« {}Mon père chevauchait un chameau, je roule en Cadillac, mon fils vole en jet, son fils chevauchera un chameau{} »{}-Proverbe saoudien
Un problème récurrent et qui a toute sa pertinence est la perception des droits de l’homme dans les pays arabes et musulmans. Il est bien connu que dans les études occidentales, pour relativiser la traite des Noirs, le Code Noir, le sort peu enviable des peuples réduits en esclavage à la suite des grandes découvertes, on renvoie dos à dos l’esclavage mis en oeuvre par les pays occidentaux avec celui des pays arabes. En effet, il est connu qu’au même titre que les musulmans, les juifs géraient cette entreprise lucrative de la traite, que l’Eglise participait à la course, avait ses propres galères et les peuples subjugués étaient souvent traités comme des animaux.

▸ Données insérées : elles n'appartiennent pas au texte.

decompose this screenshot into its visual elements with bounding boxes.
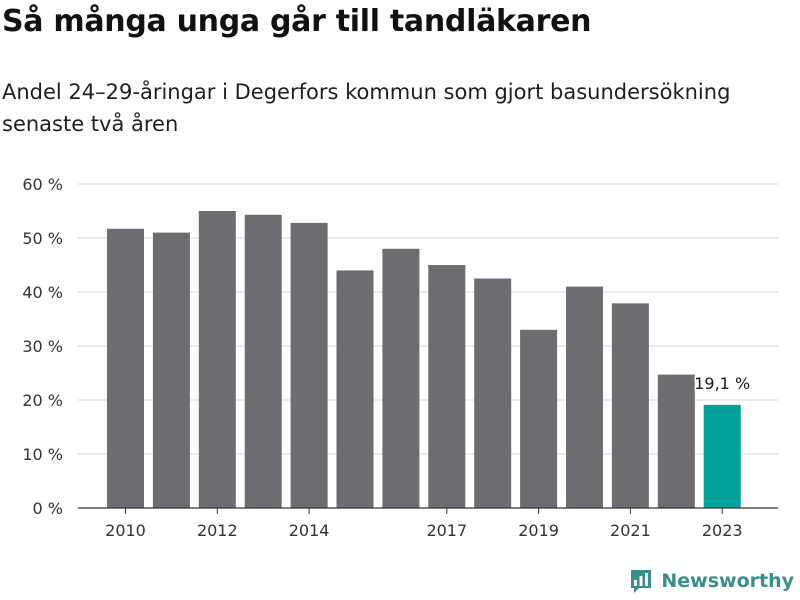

A la fin du XIXe siècle, les scientifiques anglais s’interrogeaient s’il fallait classer les pygmées dans l’ordre des animaux ou des hommes.

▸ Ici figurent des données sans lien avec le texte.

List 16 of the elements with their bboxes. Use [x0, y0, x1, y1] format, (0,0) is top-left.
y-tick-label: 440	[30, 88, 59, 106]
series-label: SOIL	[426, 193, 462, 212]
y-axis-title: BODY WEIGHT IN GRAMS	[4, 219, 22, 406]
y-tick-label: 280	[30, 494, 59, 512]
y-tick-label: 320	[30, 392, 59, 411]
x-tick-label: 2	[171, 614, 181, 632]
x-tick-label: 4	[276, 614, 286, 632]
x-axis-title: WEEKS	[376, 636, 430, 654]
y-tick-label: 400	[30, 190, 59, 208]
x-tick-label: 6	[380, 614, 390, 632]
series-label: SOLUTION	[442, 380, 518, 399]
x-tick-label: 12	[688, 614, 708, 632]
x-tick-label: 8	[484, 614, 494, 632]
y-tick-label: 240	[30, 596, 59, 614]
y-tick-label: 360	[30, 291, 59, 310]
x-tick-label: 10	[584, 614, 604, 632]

Tout le monde se souvient en effet de la « disputation » de Bartholoméo de las Casas, ce prêtre dominicain espagnol qui fit de la défense des Indiens réduits en esclavage son bréviaire. Il est vrai que même à l’article de la mort, ils abjuraient leur ancienne foi, rattrapée à temps par l’Eglise... Dans cette affaire d’esclavage, aucun peuple dominant à une époque donnée ne peut se prévaloir d’avoir été propre. Dans les pays occidentaux, on se refait une virginité en oubliant de signaler au passage qu’il y a à peine cinquante ans l’esclavage battait son plein dans les Etats de l’Alabama.. Mieux encore, la révolution française décida de l’abolition de l’esclavage, une vingtaine d’années plus tard Napoléon Bonaparte le remit en selle, provoquant la Révolte qui amena au combat de Toussaint Louverture. Il a fallu attendre 1848 pour que l’esclavage soit aboli - en France- avec le combat de Victor Schœlcher.
L’esclavage eut ses heures de gloire dans les colonies, notamment avec le Code infâmant de l’indigénat, réplique du « Code Noir » de Colbert. Il est vrai, comme n’a cessé de le marteler Jules Ferry« les droits de l’homme ne sont pas valables dans les colonies ».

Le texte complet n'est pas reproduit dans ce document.